E infatti la squadra ha sofferto per un’ora, faticando a trovare le solite accelerazioni e consentendo a Ribery di far sfoggio delle sue straordinarie e riconosciute qualità. Il tutto all’interno di una squadra, quella viola, che ha disputato una gara di assoluto livello, sfiorando anche il raddoppio, negato soltanto da una traversa.
Poi la Lazio ha tirato fuori tutto il suo orgoglio, il suo cuore, per battere la Fiorentina e tenere in vita un campionato che altrimenti avrebbe fatto calare il suo sipario con tante giornate d’anticipo.

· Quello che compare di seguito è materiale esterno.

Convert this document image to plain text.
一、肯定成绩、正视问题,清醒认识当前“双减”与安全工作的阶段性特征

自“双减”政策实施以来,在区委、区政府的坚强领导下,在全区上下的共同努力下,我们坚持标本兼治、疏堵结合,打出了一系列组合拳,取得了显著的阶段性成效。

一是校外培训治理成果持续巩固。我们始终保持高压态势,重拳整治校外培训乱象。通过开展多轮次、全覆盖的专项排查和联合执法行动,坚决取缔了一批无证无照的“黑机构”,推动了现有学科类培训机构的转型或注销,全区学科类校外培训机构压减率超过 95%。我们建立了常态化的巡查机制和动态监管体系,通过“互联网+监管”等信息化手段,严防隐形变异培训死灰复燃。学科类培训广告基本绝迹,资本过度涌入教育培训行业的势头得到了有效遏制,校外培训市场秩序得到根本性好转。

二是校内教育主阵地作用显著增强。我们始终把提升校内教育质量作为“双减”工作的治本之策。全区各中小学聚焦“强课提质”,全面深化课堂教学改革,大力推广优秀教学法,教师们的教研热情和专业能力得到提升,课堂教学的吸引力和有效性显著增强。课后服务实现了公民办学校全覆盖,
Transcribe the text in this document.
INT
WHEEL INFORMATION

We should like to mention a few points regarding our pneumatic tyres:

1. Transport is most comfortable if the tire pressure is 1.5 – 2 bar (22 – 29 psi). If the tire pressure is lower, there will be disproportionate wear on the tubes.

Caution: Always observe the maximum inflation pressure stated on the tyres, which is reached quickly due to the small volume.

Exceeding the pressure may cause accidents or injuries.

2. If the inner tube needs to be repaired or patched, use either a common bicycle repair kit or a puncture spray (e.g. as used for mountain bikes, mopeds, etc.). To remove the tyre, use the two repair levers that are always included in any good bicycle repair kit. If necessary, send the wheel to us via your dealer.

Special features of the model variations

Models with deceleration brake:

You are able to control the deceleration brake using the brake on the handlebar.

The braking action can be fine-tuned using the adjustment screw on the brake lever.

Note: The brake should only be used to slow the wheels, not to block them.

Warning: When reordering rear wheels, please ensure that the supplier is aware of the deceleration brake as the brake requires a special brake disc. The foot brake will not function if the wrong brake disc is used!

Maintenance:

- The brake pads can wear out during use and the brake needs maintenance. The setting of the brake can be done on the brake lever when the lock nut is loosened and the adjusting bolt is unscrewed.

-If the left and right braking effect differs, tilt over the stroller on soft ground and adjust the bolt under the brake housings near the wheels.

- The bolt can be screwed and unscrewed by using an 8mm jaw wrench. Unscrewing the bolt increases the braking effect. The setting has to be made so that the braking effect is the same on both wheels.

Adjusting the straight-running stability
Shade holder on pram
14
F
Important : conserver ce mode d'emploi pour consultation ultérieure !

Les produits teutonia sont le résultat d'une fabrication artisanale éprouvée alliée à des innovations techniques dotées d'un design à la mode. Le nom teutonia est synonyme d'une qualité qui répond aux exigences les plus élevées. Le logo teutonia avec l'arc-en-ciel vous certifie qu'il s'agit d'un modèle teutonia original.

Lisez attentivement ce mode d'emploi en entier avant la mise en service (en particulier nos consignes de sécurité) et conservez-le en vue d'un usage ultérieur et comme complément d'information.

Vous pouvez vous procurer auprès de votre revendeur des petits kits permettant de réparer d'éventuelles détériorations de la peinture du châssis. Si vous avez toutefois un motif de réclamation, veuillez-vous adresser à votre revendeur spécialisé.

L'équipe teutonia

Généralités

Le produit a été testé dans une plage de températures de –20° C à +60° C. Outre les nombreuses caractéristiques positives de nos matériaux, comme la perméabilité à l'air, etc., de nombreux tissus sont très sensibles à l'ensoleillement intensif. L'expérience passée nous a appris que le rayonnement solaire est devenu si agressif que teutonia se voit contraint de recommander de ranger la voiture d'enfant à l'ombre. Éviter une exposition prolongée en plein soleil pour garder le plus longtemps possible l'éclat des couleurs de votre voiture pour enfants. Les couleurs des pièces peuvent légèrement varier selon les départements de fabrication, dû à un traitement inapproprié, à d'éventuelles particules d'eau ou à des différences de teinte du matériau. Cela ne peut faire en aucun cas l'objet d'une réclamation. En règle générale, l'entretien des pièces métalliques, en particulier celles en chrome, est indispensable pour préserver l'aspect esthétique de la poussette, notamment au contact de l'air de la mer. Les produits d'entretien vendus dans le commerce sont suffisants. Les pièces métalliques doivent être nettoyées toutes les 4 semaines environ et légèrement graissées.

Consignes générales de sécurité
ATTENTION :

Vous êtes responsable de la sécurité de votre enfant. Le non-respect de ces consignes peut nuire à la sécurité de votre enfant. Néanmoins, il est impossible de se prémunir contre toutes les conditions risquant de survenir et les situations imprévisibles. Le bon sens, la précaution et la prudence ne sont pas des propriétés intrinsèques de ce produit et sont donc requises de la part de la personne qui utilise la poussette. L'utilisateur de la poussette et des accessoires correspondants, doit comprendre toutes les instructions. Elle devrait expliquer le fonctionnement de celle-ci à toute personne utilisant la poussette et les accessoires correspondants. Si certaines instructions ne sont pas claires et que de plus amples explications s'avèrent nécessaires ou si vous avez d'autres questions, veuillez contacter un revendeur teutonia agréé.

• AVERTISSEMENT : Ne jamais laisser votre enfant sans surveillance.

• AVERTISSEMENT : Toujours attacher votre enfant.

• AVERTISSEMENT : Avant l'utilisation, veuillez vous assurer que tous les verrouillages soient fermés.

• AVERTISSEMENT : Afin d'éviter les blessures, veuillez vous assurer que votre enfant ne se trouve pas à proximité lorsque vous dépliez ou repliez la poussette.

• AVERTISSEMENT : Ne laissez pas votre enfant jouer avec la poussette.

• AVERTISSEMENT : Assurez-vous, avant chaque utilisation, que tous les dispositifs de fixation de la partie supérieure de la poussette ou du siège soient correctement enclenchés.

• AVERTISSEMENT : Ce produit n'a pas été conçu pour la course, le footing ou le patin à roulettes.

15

Prima ci ha pensato Caicedo, conquistandosi un rigore largamente contestato dalla Fiorentina e poi realizzato da Immobile. Alla fine la vittoria porta la firma di Luis Alberto, che ha i colpi del grande giocatore e anche nei momenti più difficili riesce a mantenere la lucidità per scegliere la giocata più produttiva.
Il suo gol-vittoria è un concentrato di classe e precisione, un colpo secco sul primo palo per rispondere al successo della Juve con il Lecce e riportare la Lazio a meno quattro.
A differenza di tre giorni fa a Bergamo, stavolta è stato Inzaghi a vincere in rimonta. La corsa scudetto non è finita.